The resulting dataframe with 3 columns and 3214086 entries took a whopping 423 seconds. The following info():
Int64Index: 3214086 entries, 0 to 3214085
Data columns (total 3 columns):
DateTime datetime64[ns]
TagName object
Value float64
dtypes: datetime64[ns](1), float64(1), object(1)
memory usage: 98.1+ MB
None
If my math is correct, 100 MB in 423 seconds is about 230 kB/s, which I think over an Ethernet connection is just painfully slow. The bottleneck must be in the sql server itself
Query Info
The SQL server itself is a Wonderware set up, which may or may not have something to do with it. In the following query I'm asking for values of 6 different tags over a timespan of 1 month, where the resolution is 5000 ms, or 5 seconds.

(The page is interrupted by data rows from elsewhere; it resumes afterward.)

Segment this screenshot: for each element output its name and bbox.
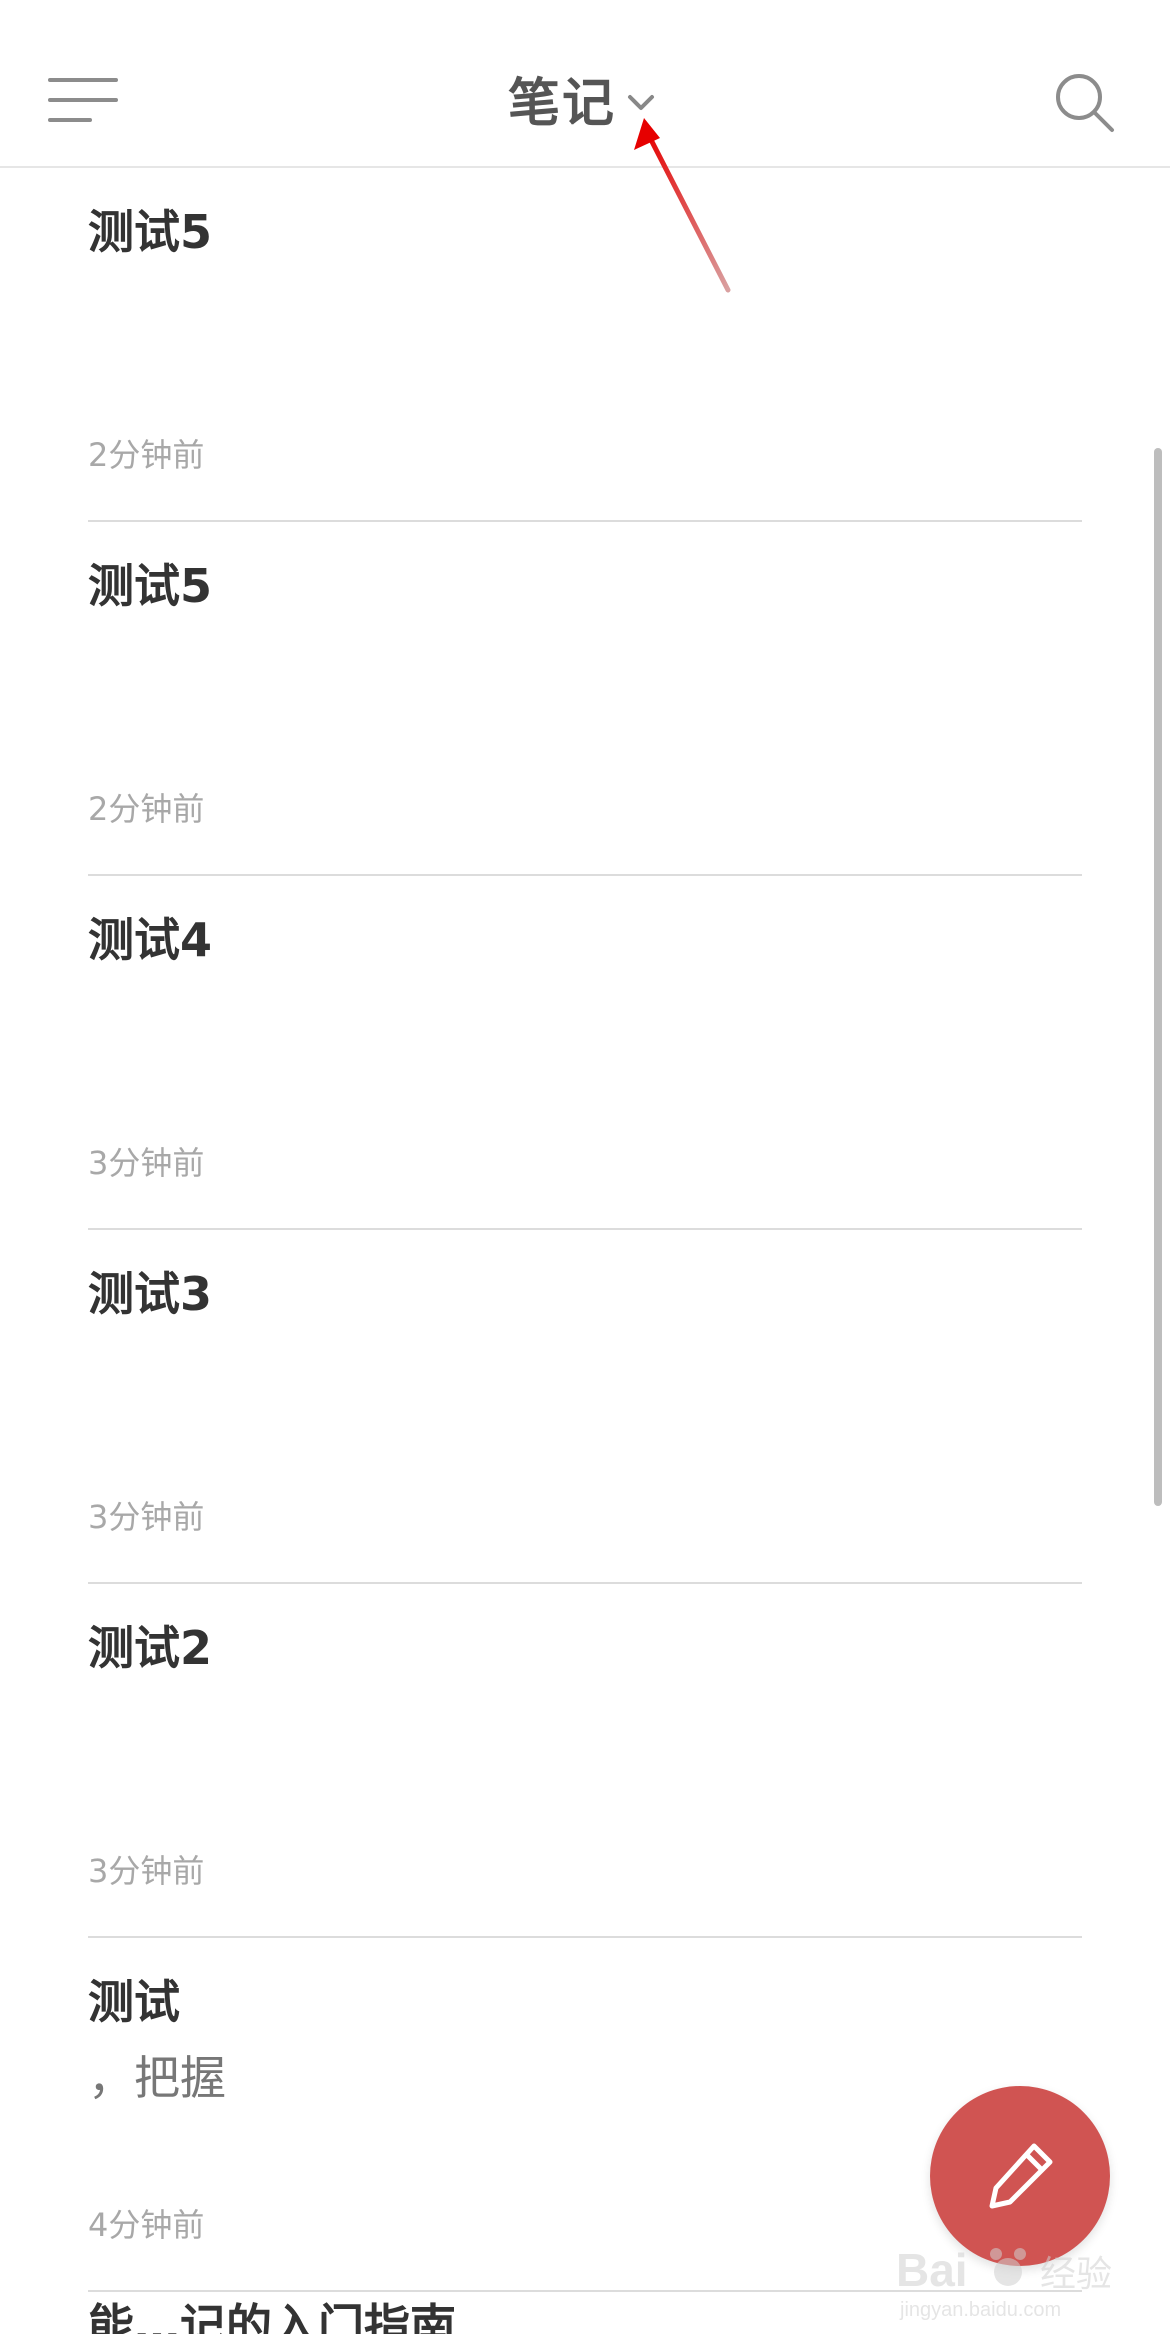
- note-timestamp: 3分钟前: [88, 1852, 205, 1890]
- new-note-button[interactable]: [930, 2086, 1110, 2266]
- top-app-bar: 笔记: [0, 0, 1170, 168]
- note-timestamp: 4分钟前: [88, 2206, 205, 2244]
- scrollbar[interactable]: [1154, 448, 1162, 1506]
- note-item[interactable]: 测试2 3分钟前: [88, 1584, 1082, 1938]
- note-title: 测试4: [88, 913, 213, 967]
- note-timestamp: 3分钟前: [88, 1498, 205, 1536]
- note-snippet: ，把握: [88, 2051, 226, 2105]
- partial-note-title[interactable]: 能…记的入门指南: [88, 2290, 456, 2334]
- note-timestamp: 3分钟前: [88, 1144, 205, 1182]
- note-item[interactable]: 测试5 2分钟前: [88, 522, 1082, 876]
- notebook-switcher[interactable]: 笔记: [508, 58, 658, 138]
- note-title: 测试5: [88, 559, 213, 613]
- note-title: 测试: [88, 1975, 180, 2029]
- svg-text:jingyan.baidu.com: jingyan.baidu.com: [899, 2299, 1061, 2321]
- pencil-icon: [989, 2143, 1053, 2209]
- note-title: 测试5: [88, 205, 213, 259]
- note-title: 测试3: [88, 1267, 213, 1321]
- note-item[interactable]: 测试5 2分钟前: [88, 168, 1082, 522]
- note-item[interactable]: 测试3 3分钟前: [88, 1230, 1082, 1584]
- page-title: 笔记: [508, 73, 617, 134]
- note-item[interactable]: 测试 ，把握 4分钟前: [88, 1938, 1082, 2292]
- hamburger-menu-icon[interactable]: [48, 76, 118, 126]
- note-title: 测试2: [88, 1621, 213, 1675]
- search-icon[interactable]: [1052, 70, 1116, 134]
- chevron-down-icon: [628, 95, 655, 110]
- note-item[interactable]: 测试4 3分钟前: [88, 876, 1082, 1230]
- note-timestamp: 2分钟前: [88, 790, 205, 828]
- note-timestamp: 2分钟前: [88, 436, 205, 474]
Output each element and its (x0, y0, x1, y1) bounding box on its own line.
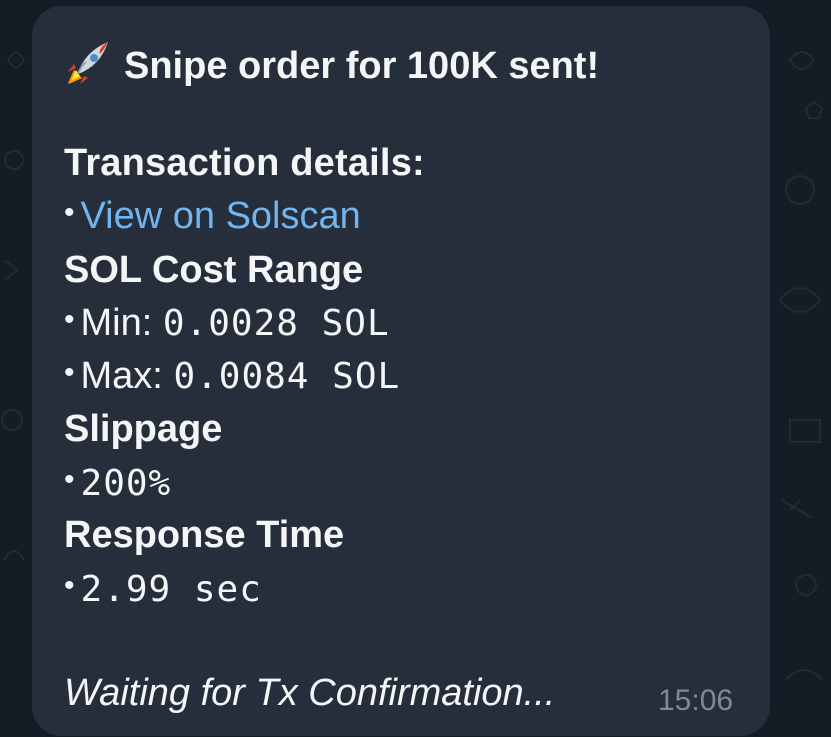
min-value: 0.0028 SOL (162, 303, 390, 344)
min-cost-row: • Min: 0.0028 SOL (64, 304, 390, 342)
response-time-label: Response Time (64, 514, 345, 556)
max-value: 0.0084 SOL (173, 356, 401, 397)
message-title: Snipe order for 100K sent! (64, 38, 599, 88)
sol-cost-range-label: SOL Cost Range (64, 249, 364, 291)
bullet: • (64, 569, 75, 602)
view-on-solscan-link[interactable]: View on Solscan (81, 195, 361, 237)
bullet: • (64, 463, 75, 496)
max-cost-row: • Max: 0.0084 SOL (64, 357, 400, 395)
response-time-value: 2.99 sec (80, 569, 262, 610)
response-time-row: • 2.99 sec (64, 570, 262, 608)
slippage-label: Slippage (64, 408, 223, 450)
slippage-row: • 200% (64, 464, 171, 502)
message-timestamp: 15:06 (658, 684, 734, 717)
min-label: Min: (80, 302, 153, 344)
tx-details-label: Transaction details: (64, 142, 425, 184)
max-label: Max: (80, 355, 163, 397)
solscan-link-row: • View on Solscan (64, 197, 361, 235)
bullet: • (64, 356, 75, 389)
bullet: • (64, 303, 75, 336)
slippage-value: 200% (80, 463, 172, 504)
bullet: • (64, 196, 75, 229)
rocket-icon (68, 42, 108, 84)
status-text: Waiting for Tx Confirmation... (64, 672, 556, 714)
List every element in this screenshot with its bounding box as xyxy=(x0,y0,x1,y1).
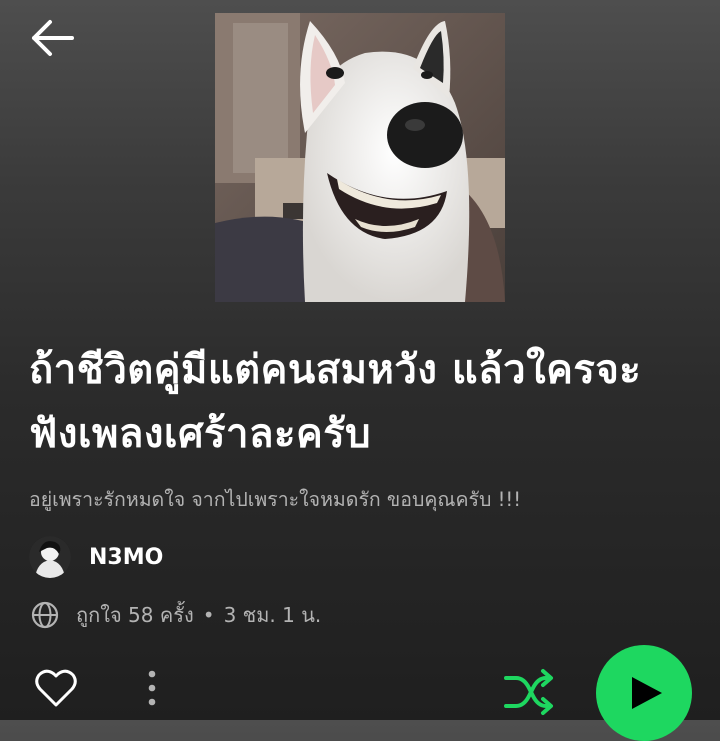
avatar[interactable] xyxy=(29,536,71,578)
shuffle-icon xyxy=(504,669,553,715)
like-button[interactable] xyxy=(33,665,79,711)
meta-separator: • xyxy=(202,603,215,627)
playlist-owner[interactable]: N3MO xyxy=(29,535,163,579)
globe-icon xyxy=(31,601,59,629)
shuffle-button[interactable] xyxy=(502,666,556,720)
playlist-cover-image xyxy=(215,13,505,302)
owner-name[interactable]: N3MO xyxy=(89,545,163,570)
heart-outline-icon xyxy=(35,669,77,707)
playlist-meta: ถูกใจ 58 ครั้ง • 3 ชม. 1 น. xyxy=(30,598,321,632)
back-button[interactable] xyxy=(28,16,78,60)
playlist-description: อยู่เพราะรักหมดใจ จากไปเพราะใจหมดรัก ขอบ… xyxy=(29,488,522,511)
more-options-button[interactable] xyxy=(140,668,164,712)
likes-count: ถูกใจ 58 ครั้ง xyxy=(76,603,194,627)
arrow-left-icon xyxy=(32,20,74,56)
play-button[interactable] xyxy=(596,645,692,741)
play-icon xyxy=(632,677,662,709)
playlist-title: ถ้าชีวิตคู่มีแต่คนสมหวัง แล้วใครจะฟังเพล… xyxy=(29,347,642,457)
more-vertical-icon xyxy=(148,670,156,706)
playlist-duration: 3 ชม. 1 น. xyxy=(223,603,322,627)
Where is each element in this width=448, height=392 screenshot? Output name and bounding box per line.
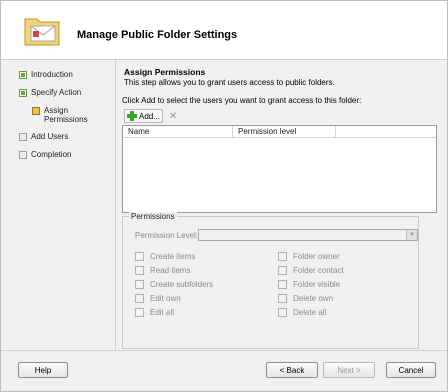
- checkbox-label: Delete own: [293, 294, 334, 303]
- user-permission-list[interactable]: Name Permission level: [122, 125, 437, 213]
- nav-step-label: Specify Action: [31, 88, 82, 97]
- checkbox-box[interactable]: [278, 280, 287, 289]
- checkbox-read-items[interactable]: Read items: [135, 266, 190, 275]
- checkbox-label: Create subfolders: [150, 280, 214, 289]
- checkbox-box[interactable]: [135, 280, 144, 289]
- nav-step-completion: Completion: [19, 150, 71, 159]
- checkbox-create-items[interactable]: Create items: [135, 252, 195, 261]
- permission-level-select[interactable]: ▼: [198, 229, 418, 241]
- nav-step-label: Completion: [31, 150, 72, 159]
- checkbox-box[interactable]: [278, 252, 287, 261]
- checkbox-folder-owner[interactable]: Folder owner: [278, 252, 340, 261]
- checkbox-create-subfolders[interactable]: Create subfolders: [135, 280, 213, 289]
- step-pending-icon: [19, 133, 27, 141]
- nav-step-introduction: Introduction: [19, 70, 73, 79]
- checkbox-box[interactable]: [135, 252, 144, 261]
- checkbox-label: Edit all: [150, 308, 175, 317]
- checkbox-folder-visible[interactable]: Folder visible: [278, 280, 340, 289]
- permissions-legend: Permissions: [129, 212, 177, 221]
- step-current-icon: [32, 107, 40, 115]
- checkbox-box[interactable]: [135, 308, 144, 317]
- nav-step-label: Introduction: [31, 70, 73, 79]
- next-button[interactable]: Next >: [323, 362, 375, 378]
- nav-step-add-users: Add Users: [19, 132, 68, 141]
- footer-divider: [1, 350, 447, 351]
- nav-divider: [115, 60, 116, 350]
- checkbox-label: Folder visible: [293, 280, 341, 289]
- step-complete-icon: [19, 89, 27, 97]
- checkbox-edit-own[interactable]: Edit own: [135, 294, 181, 303]
- step-complete-icon: [19, 71, 27, 79]
- wizard-content: Assign Permissions This step allows you …: [122, 65, 438, 350]
- add-user-button[interactable]: Add...: [124, 109, 163, 123]
- checkbox-label: Folder contact: [293, 266, 344, 275]
- folder-envelope-icon: [23, 13, 61, 47]
- checkbox-delete-own[interactable]: Delete own: [278, 294, 333, 303]
- add-button-label: Add...: [139, 111, 160, 121]
- cancel-button[interactable]: Cancel: [386, 362, 436, 378]
- permission-level-label: Permission Level:: [135, 231, 199, 240]
- nav-step-label: Assign Permissions: [44, 106, 88, 124]
- checkbox-folder-contact[interactable]: Folder contact: [278, 266, 344, 275]
- remove-user-icon[interactable]: ✕: [169, 111, 177, 122]
- step-pending-icon: [19, 151, 27, 159]
- nav-step-specify-action: Specify Action: [19, 88, 81, 97]
- wizard-step-nav: Introduction Specify Action Assign Permi…: [1, 60, 115, 350]
- checkbox-box[interactable]: [135, 294, 144, 303]
- checkbox-label: Read items: [150, 266, 191, 275]
- permissions-group: Permissions Permission Level: ▼ Create i…: [122, 212, 419, 349]
- checkbox-label: Folder owner: [293, 252, 340, 261]
- checkbox-box[interactable]: [278, 266, 287, 275]
- checkbox-label: Delete all: [293, 308, 327, 317]
- checkbox-label: Edit own: [150, 294, 181, 303]
- help-button[interactable]: Help: [18, 362, 68, 378]
- checkbox-box[interactable]: [135, 266, 144, 275]
- list-header: Name Permission level: [123, 126, 436, 138]
- checkbox-label: Create items: [150, 252, 196, 261]
- column-header-permission-level[interactable]: Permission level: [233, 126, 336, 137]
- section-title: Assign Permissions: [124, 67, 206, 77]
- checkbox-edit-all[interactable]: Edit all: [135, 308, 174, 317]
- wizard-header: Manage Public Folder Settings: [1, 1, 447, 60]
- wizard-title: Manage Public Folder Settings: [77, 29, 238, 41]
- back-button[interactable]: < Back: [266, 362, 318, 378]
- section-description: This step allows you to grant users acce…: [124, 78, 335, 87]
- checkbox-box[interactable]: [278, 308, 287, 317]
- checkbox-box[interactable]: [278, 294, 287, 303]
- instruction-text: Click Add to select the users you want t…: [122, 96, 362, 105]
- plus-icon: [127, 111, 137, 121]
- nav-step-label: Add Users: [31, 132, 69, 141]
- chevron-down-icon: ▼: [406, 230, 417, 240]
- user-toolbar: Add... ✕: [124, 109, 184, 123]
- nav-step-assign-permissions: Assign Permissions: [32, 106, 104, 124]
- column-header-name[interactable]: Name: [123, 126, 233, 137]
- checkbox-delete-all[interactable]: Delete all: [278, 308, 326, 317]
- wizard-window: Manage Public Folder Settings Introducti…: [0, 0, 448, 392]
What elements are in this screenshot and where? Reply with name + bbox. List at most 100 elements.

Here is what the query itself looks like:
sql_query = '''
SELECT DateTime, TagName, Value
FROM Runtime.dbo.AnalogHistory
WHERE
DateTime BETWEEN '2014-05-26 00:00' AND '2014-06-26 00:00'
AND
TagName IN (
'Tag1.ActualValue',
'Tag2.ActualValue',
'Tag3.ActualValue',
'Tag4.ActualValue',
'Tag5.ActualValue',
'Tag6.ActualValue')
AND
wwRetrievalMode = 'Cyclic'
AND
wwResolution = 5000
'''
And finally, the executeQuery function:
import pandas as pd
import pymssql
import sqlalchemy
def executeQuery(sql_query):
connection_string = 'mssql+pymssql://user:password@server'
engine = sqlalchemy.create_engine(connection_string)
df = pd.read_sql(sql_query, engine)
if 'DateTime' in df.columns:
df.DateTime = pd.to_datetime(df.DateTime, infer_datetime_format=True)
return df
Question
What's going on here? Is this a limitation within one of the packages I'm using, or can I speed things up with what I have?
This question seems related in the fact that the OP was trying to write to an sql server. There it states it's faster to use 'BULK INSERT' instead of through pandas using a .csv file, but that is not a viable option for reading from an sql server. Am I supposed to have a directory containing .csv files of all the date/times and all the tags!? That would negate the use of the sql server in the first place, wouldn't it?